Conventional project finance frameworks favour shorter lived assets. Long lived assets such as pumped hydro are disadvantaged because a large portion of their value sits beyond typical debt tenors and is heavily discounted. In net present value terms, this limits both debt capacity and the ability of equity to realise acceptable returns within typical investment horizons.
Implications for system reliability
The lack of investment in long duration storage creates a structural risk for the NEM.
As coal exits, the system is losing both dispatchable energy and critical system services. Short duration batteries, while important, cannot meet sustained firming requirements during extended periods of low renewable output.
At the same time, demand is expected to increase due to broader electrification trends, including transport, industry and rapid expansion of data centre infrastructure.
This creates a widening gap between required firm capacity and what is being delivered.
Pumped hydro highlights the issue. It provides long duration storage, synchronous system services and asset lives measured in decades, but much of its value is not captured in project revenues. Instead, it accrues to the broader system through lower wholesale prices, reduced curtailment and improved network utilisation.

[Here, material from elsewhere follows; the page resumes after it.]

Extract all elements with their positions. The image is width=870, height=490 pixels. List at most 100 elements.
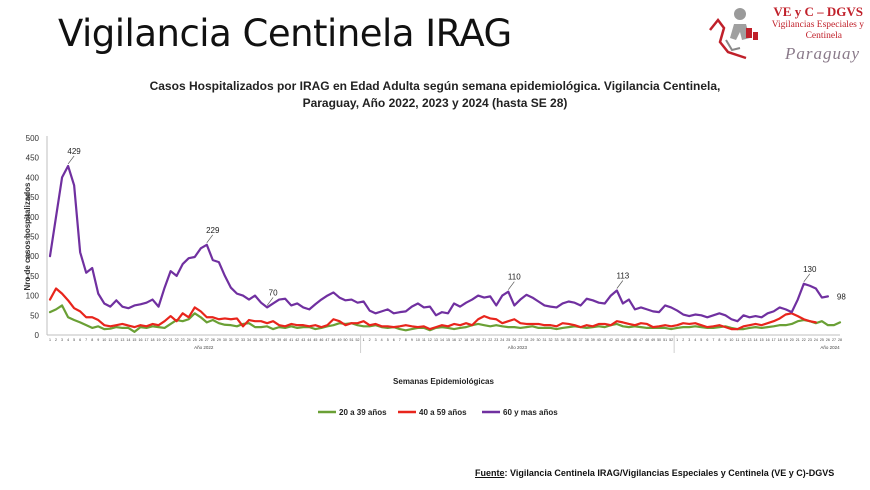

This misalignment means that assets with the highest system value are the least likely to be delivered under current market settings.
Implications for market design
Policy frameworks have demonstrated that revenue support can unlock investment.
The New South Wales LTESA scheme and the national CIS have supported significant volumes of storage development, including most recently a small number of longer duration BESS. However, current and proposed frameworks are not sufficient to support long duration storage at scale.
The proposed Electricity Services Entry Mechanism includes features such as post-market revenue support and strategic reserves. While directionally positive, there is a risk that contract structures will remain misaligned with asset lives and capital requirements.
Unlocking long duration storage will require:
- Long dated revenue floors aligned with asset lives (rather than a reliance on short-term price signals).
- Availability-style or capacity-style payments that reduce downside risk.
- Deeper and more standardised offtake structures.
- Concessional finance or capital support for high capex, long life assets such as pumped hydro.
Without these changes, capital will continue to favour shorter duration, higher turnover assets, even where they do not meet system needs.
Delivering this shift will also require greater clarity on institutional responsibility. Market design reform sits across the Australian Energy Market Commission, Australian Energy Market Operator and individual state governments, each operating on different timelines and with different policy levers. Without coordinated action, there is a risk that reforms remain piecemeal and insufficient to support investment at the scale required.
Closing the investment gap
The transition underway is not incremental. It is a structural shift in how the system is stabilised and financed.
Long duration storage is not a future requirement. It is a current one. However, capital will not deploy on system need alone. It requires revenue certainty, credible contracting structures and risk profiles that align with both investor and lender requirements.
Until that alignment is achieved, investment will continue to favour shorter duration, faster payback assets, regardless of whether they meet system needs.
Bridging the gap between what is bankable and what is required is now the central investment and market design challenge in the energy transition. It will require a deliberate shift in how the NEM values, procures and finances long duration storage, from a marginal market participant to core system infrastructure.